Vol.23 法起寺、菜の花の思い
04.3.5訪問/3.10掲載
 今年1月、奈良で庭園をテーマにした国際シンポジウムが開かれ、司会をしました。世界遺産のヴェルサイユ宮殿(フランス)やヴェルリッツ庭園(ドイツ)などが紹介される中、私の心に残ったのは、大和郡山市にある慈光院というお寺でした。「美しい借景が失われた」。研究者たちの言葉が、ずっとひっかかっていました。

 新緑が生い茂る門をくぐると、静寂の中で満開の白梅と紅梅が出迎えてくれました。茅葺屋根の立派な建物は格調高く、襟を正して中へ入りました。まっすぐ奥の広間へ。すると、開け放たれた扉から、眼下に広がる奈良盆地のパノラマが目に飛び込んできました。「わー素敵!」と言いたいところですが、その景色は期待はずれ。目立っていたのは、景観とは不似合いのスーパーの看板やゴルフ練習場でした。シンポジウムで言っていたのはこのことだったのです。

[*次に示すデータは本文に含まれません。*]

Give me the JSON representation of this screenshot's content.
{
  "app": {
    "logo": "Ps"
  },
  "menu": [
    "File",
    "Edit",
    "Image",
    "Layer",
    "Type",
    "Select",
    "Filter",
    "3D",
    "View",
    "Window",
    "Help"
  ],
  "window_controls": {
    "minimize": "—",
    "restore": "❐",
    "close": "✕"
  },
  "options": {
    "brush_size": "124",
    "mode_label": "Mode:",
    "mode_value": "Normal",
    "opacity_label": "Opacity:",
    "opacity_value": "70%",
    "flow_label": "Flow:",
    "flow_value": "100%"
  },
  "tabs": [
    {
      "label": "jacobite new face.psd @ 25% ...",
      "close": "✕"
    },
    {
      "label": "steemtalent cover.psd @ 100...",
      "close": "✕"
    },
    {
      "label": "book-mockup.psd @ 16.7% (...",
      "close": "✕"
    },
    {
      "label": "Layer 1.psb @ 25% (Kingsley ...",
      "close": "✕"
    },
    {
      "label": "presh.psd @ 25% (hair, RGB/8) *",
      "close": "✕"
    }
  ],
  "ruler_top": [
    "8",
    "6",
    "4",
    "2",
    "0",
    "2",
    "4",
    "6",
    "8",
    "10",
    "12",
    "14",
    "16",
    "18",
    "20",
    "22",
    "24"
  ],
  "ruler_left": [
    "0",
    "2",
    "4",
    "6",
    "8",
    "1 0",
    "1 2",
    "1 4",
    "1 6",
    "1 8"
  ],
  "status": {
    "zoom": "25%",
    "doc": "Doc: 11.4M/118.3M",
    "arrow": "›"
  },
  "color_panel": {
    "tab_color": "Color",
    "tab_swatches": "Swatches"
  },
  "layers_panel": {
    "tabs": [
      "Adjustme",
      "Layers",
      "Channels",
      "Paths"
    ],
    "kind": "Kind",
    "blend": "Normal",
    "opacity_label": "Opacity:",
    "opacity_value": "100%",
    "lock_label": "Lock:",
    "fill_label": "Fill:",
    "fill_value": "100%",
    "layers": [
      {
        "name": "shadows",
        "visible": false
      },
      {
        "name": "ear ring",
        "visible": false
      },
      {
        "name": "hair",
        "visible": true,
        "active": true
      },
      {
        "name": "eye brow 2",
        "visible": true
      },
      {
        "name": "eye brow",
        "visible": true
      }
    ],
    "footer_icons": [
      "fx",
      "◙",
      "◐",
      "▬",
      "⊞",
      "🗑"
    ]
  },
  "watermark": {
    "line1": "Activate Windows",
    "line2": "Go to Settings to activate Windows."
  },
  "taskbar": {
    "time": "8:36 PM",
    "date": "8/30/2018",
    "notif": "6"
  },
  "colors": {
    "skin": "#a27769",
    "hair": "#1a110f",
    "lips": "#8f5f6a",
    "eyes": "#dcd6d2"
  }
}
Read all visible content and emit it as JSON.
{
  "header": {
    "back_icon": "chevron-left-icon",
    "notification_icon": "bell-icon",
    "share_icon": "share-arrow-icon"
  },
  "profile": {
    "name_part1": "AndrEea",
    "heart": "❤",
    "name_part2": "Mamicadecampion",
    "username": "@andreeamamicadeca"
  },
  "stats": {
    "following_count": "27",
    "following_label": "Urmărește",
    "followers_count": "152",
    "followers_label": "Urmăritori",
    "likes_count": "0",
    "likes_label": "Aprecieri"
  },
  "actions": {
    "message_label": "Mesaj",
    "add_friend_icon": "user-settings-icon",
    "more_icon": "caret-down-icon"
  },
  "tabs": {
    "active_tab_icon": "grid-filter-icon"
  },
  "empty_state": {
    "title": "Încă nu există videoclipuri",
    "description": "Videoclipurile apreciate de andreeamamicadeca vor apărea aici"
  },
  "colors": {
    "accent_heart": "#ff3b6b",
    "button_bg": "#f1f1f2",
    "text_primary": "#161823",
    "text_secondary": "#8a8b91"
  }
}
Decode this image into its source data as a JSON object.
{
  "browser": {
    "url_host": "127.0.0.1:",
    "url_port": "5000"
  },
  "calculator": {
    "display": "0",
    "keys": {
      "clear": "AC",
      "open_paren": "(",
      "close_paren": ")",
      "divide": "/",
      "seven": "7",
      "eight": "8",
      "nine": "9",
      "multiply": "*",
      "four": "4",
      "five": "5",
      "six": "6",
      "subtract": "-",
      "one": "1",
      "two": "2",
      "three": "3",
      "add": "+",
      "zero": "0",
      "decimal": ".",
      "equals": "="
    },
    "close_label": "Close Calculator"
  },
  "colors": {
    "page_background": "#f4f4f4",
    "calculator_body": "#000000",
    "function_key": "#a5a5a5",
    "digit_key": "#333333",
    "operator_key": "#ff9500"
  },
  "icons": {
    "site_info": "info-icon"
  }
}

 参拝料1000円に含まれるお茶とお菓子を頂きながら、無秩序に進められてきた日本の街づくりを、心から残念に思いました。と同時に、この借景は、日本人の心を映し出す鏡のような気がしました。今後ますます壊れていくのか、美しい姿を取り戻すのかは、私たち次第なのだと……。数十年後、またここに訪れたいと思いました。


 気を取り直して、お隣の斑鳩町にある、法起寺を訪れました。ここは聖徳太子が建立したお寺で、最大最古の三重塔(国宝)がシンボルです。五重塔ほどの華やかさはありませんが、なだらかに横に広がった屋根は優しく女性的で、美しいバランスです。手前の池に影が映りこみ、心憎い演出がされていました。
 法起寺の周辺には一面に畑が広がり、菜の花が風に揺れています。とその時、私が求めていたのは、この安らぎなのだと分かりました。こののどかさが、いつまでも続きますようにと、菜の花の向こうにそびえる三重塔に願いを込めました。